Neues Bundesprogramm für Mehrgenerationenhäuser

Das Bundesfamilienministerium startet am 1. Januar 2017 ein neues Bundesprogramm zur Förderung von Mehrgenerationenhäusern. Damit wird das bis Ende 2016 laufende Aktionsprogramm Mehrgenerationenhäuser II in eine weitere Förderung überführt. Bereits in diesem Jahr werden in einem Pilotprojekt mit bis zu zehn zusätzlichen Mehrgenerationenhäusern die Vorgaben und Inhalte des neuen Bundesprogramms ab 2017 erprobt. Ein Interessenbekundungsverfahren für neue Mehrgenerationenhäuser ist für April 2016 geplant.


Für das neue Bundesprogramm, das zunächst bis 2020 laufen soll, ist ein möglichst umfangreicher Erhalt der bisherigen Standorte und Trägerstrukturen beabsichtigt. Bewerbungen für eine Teilnahme am neuen Programm sind aber auch für neue Häuser möglich und erwünscht. Anträge können wie bisher kommunale und freie Träger stellen.


Die Veröffentlichung der Förderrichtlinie des neuen Bundesprogramms und der Start des Interessenbekundungsverfahrens zur Auswahl der Mehrgenerationenhäuser sind für April 2016 geplant.
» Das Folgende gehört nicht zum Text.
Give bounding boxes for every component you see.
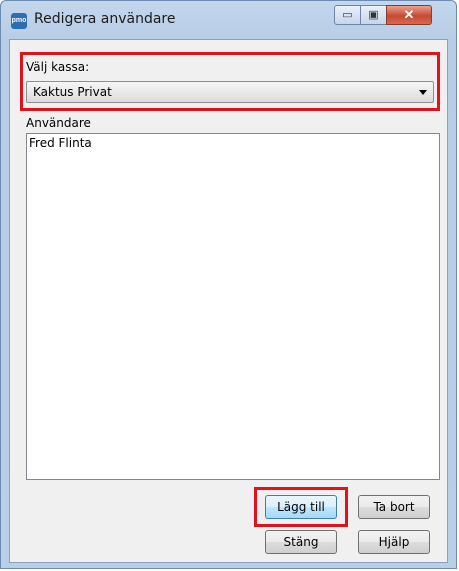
dialog-content: Välj kassa: Kaktus Privat Användare Fred… [9,39,448,563]
close-button[interactable]: Stäng [265,530,337,554]
help-button[interactable]: Hjälp [358,530,430,554]
window-title: Redigera användare [34,11,176,27]
remove-user-button[interactable]: Ta bort [358,495,430,519]
chevron-down-icon [419,90,427,95]
users-label: Användare [26,116,91,130]
app-icon: pmo [11,13,27,29]
title-bar[interactable]: pmo Redigera användare ▭ ▣ ✕ [1,1,456,39]
dialog-window: pmo Redigera användare ▭ ▣ ✕ Välj kassa:… [0,0,457,569]
close-window-button[interactable]: ✕ [386,5,432,25]
add-user-button[interactable]: Lägg till [265,495,337,519]
kassa-label: Välj kassa: [26,60,90,74]
kassa-selected-value: Kaktus Privat [33,85,112,99]
users-listbox[interactable]: Fred Flinta [26,133,440,480]
minimize-button[interactable]: ▭ [334,5,361,25]
maximize-button[interactable]: ▣ [360,5,387,25]
kassa-select[interactable]: Kaktus Privat [26,81,434,103]
list-item[interactable]: Fred Flinta [29,136,92,150]
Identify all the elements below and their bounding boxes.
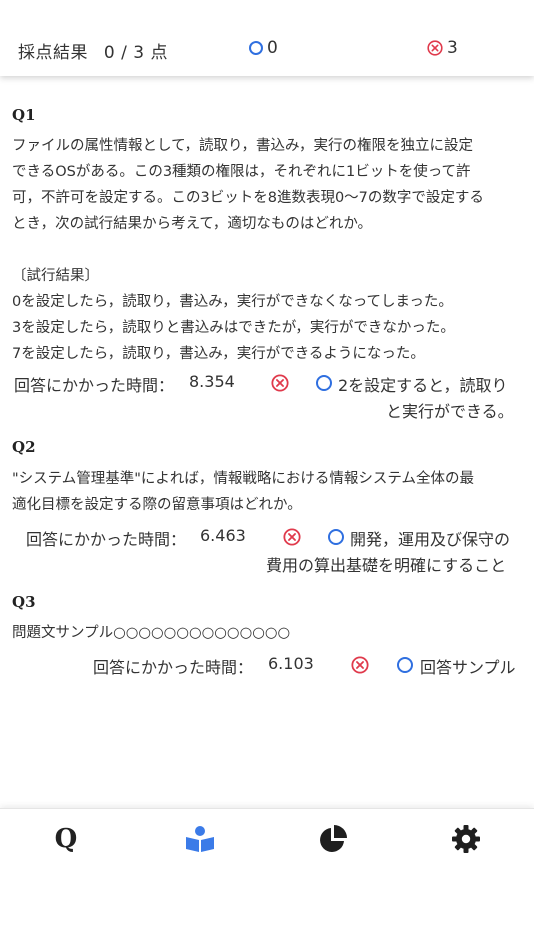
tab-questions[interactable]: Q [46,819,86,859]
question-text-line: 3を設定したら，読取りと書込みはできたが，実行ができなかった。 [12,320,455,336]
answer-row[interactable]: 回答にかかった時間： 8.354 2を設定すると，読取り と実行ができる。 [0,372,534,424]
answer-line: と実行ができる。 [386,402,514,421]
question-text: "システム管理基準"によれば，情報戦略における情報システム全体の最 適化目標を設… [12,466,522,518]
question-label: Q1 [12,106,36,124]
time-value: 6.463 [200,526,246,545]
question-text: 問題文サンプル○○○○○○○○○○○○○○ [12,620,522,646]
time-value: 6.103 [268,654,314,673]
question-text: ファイルの属性情報として，読取り，書込み，実行の権限を独立に設定 できるOSがあ… [12,133,522,367]
wrong-x-icon [351,656,369,674]
tab-bar: Q [0,808,534,951]
question-text-line: とき，次の試行結果から考えて，適切なものはどれか。 [12,216,373,232]
q-logo-icon: Q [54,824,78,854]
question-text-line: "システム管理基準"によれば，情報戦略における情報システム全体の最 [12,471,474,487]
answer-line: 開発，運用及び保守の [350,530,511,549]
tab-study[interactable] [180,819,220,859]
question-text-line: ファイルの属性情報として，読取り，書込み，実行の権限を独立に設定 [12,138,473,154]
results-list[interactable]: Q1 ファイルの属性情報として，読取り，書込み，実行の権限を独立に設定 できるO… [0,76,534,808]
question-text-line: 適化目標を設定する際の留意事項はどれか。 [12,497,302,513]
question-text-line: 可，不許可を設定する。この3ビットを8進数表現0〜7の数字で設定する [12,190,484,206]
question-label: Q3 [12,593,36,611]
answer-line: 回答サンプル [420,658,516,677]
wrong-x-icon [283,528,301,546]
time-value: 8.354 [189,372,235,391]
time-label: 回答にかかった時間： [93,658,254,677]
answer-circle-icon [397,657,413,673]
correct-count: 0 [267,38,278,58]
question-text-line: 〔試行結果〕 [12,268,99,284]
answer-row[interactable]: 回答にかかった時間： 6.103 回答サンプル [0,654,534,680]
time-label: 回答にかかった時間： [26,530,187,549]
question-text-spacer [12,237,522,263]
book-reader-icon [186,826,214,852]
wrong-x-icon [271,374,289,392]
correct-circle-icon [249,41,263,55]
answer-circle-icon [328,529,344,545]
score-summary: 採点結果 0 / 3 点 [18,38,168,63]
time-label: 回答にかかった時間： [14,376,175,395]
tab-stats[interactable] [313,819,353,859]
question-label: Q2 [12,438,36,456]
tab-settings[interactable] [446,819,486,859]
answer-line: 2を設定すると，読取り [338,376,508,395]
wrong-x-icon [427,40,443,56]
gear-icon [452,825,480,853]
wrong-count: 3 [447,38,458,58]
wrong-count-group: 3 [427,38,458,58]
question-text-line: 7を設定したら，読取り，書込み，実行ができるようになった。 [12,346,425,362]
question-text-line: できるOSがある。この3種類の権限は，それぞれに1ビットを使って許 [12,164,471,180]
score-label: 採点結果 [18,43,88,63]
question-text-line: 0を設定したら，読取り，書込み，実行ができなくなってしまった。 [12,294,453,310]
answer-circle-icon [316,375,332,391]
score-header: 採点結果 0 / 3 点 0 3 [0,0,534,76]
score-value: 0 / 3 点 [103,43,168,63]
pie-chart-icon [320,825,347,852]
correct-count-group: 0 [249,38,278,58]
answer-line: 費用の算出基礎を明確にすること [266,556,507,575]
answer-row[interactable]: 回答にかかった時間： 6.463 開発，運用及び保守の 費用の算出基礎を明確にす… [0,526,534,578]
question-text-line: 問題文サンプル○○○○○○○○○○○○○○ [12,625,291,641]
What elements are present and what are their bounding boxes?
Zum Auftakt des Interessenbekundungsverfahrens werden Informationsveranstaltungen am 20. April in Berlin und am 27. April in Frankfurt am Main durchgeführt.


Statt vier – wie im Aktionsprogramm II – wird es künftig nur noch zwei inhaltliche Schwerpunkte geben, in deren Rahmen die Häuser ihre Angebote bedarfsgerecht und möglichst flexibel gestalten können: die Bewältigung des demografischen Wandels (obligatorisch) und die Integration von Menschen mit Migrations- und Fluchtgeschichte (zusätzlich fakultativ). Es werden drei Querschnittsziele verfolgt: generationenübergreifende Arbeit, Einbindung freiwilligen Engagements und Sozialraumorientierung.


Stärkung der kommunalen Einbindung
Das neue Bundesprogramm zielt auf eine stärkere Verankerung der Mehrgenerationenhäuser in den Kommunen. Dies soll neben der wie bisher im Aktionsprogramm II bereits erforderlichen Kofinanzierung von Kommune, Landkreis oder Land durch einen Beschluss der kommunalen Vertretungskörperschaft erfolgen. Dieser Beschluss soll ein Bekenntnis zum Mehrgenerationenhaus sowie konzeptionelle Überlegungen zur Einbindung des Mehrgenerationenhauses in die koordinierende Sozialraumplanung beinhalten. Ziel ist, dass die Kommunen die Mehrgenerationenhäuser in ihre Planungen zur Bewältigung des demografischen Wandels im Sozialraum einbinden.


Mehr Freiraum für Einsatz der Fördermittel
Unverändert zum Aktionsprogramm II bleibt im neuen Programm die Gesamtfördersumme je Haus in Höhe von jährlich 40.000 Euro bestehen, welche sich wie bisher aus einem Bundeszuschuss in Höhe von 30.000 Euro und dem Kofinanzierungsanteil in Höhe von 10.000 Euro von Kommune, Landkreis oder Land zusammensetzt. Das neue Programm wird den Mehrgenerationenhäusern jedoch einen flexibleren Einsatz der Fördermittel als Personal- und/oder Sachkosten ermöglichen. Die bisherige Vorgabe im Aktionsprogramm II, nach der für Personalkosten nur maximal 20.000 Euro der Fördermittel eingesetzt werden dürfen, entfällt. Dies trägt dem Umstand Rechnung, dass die Mehrgenerationenhäuser Sachmittel in der Regel leichter anderweitig akquirieren können als Personalkosten.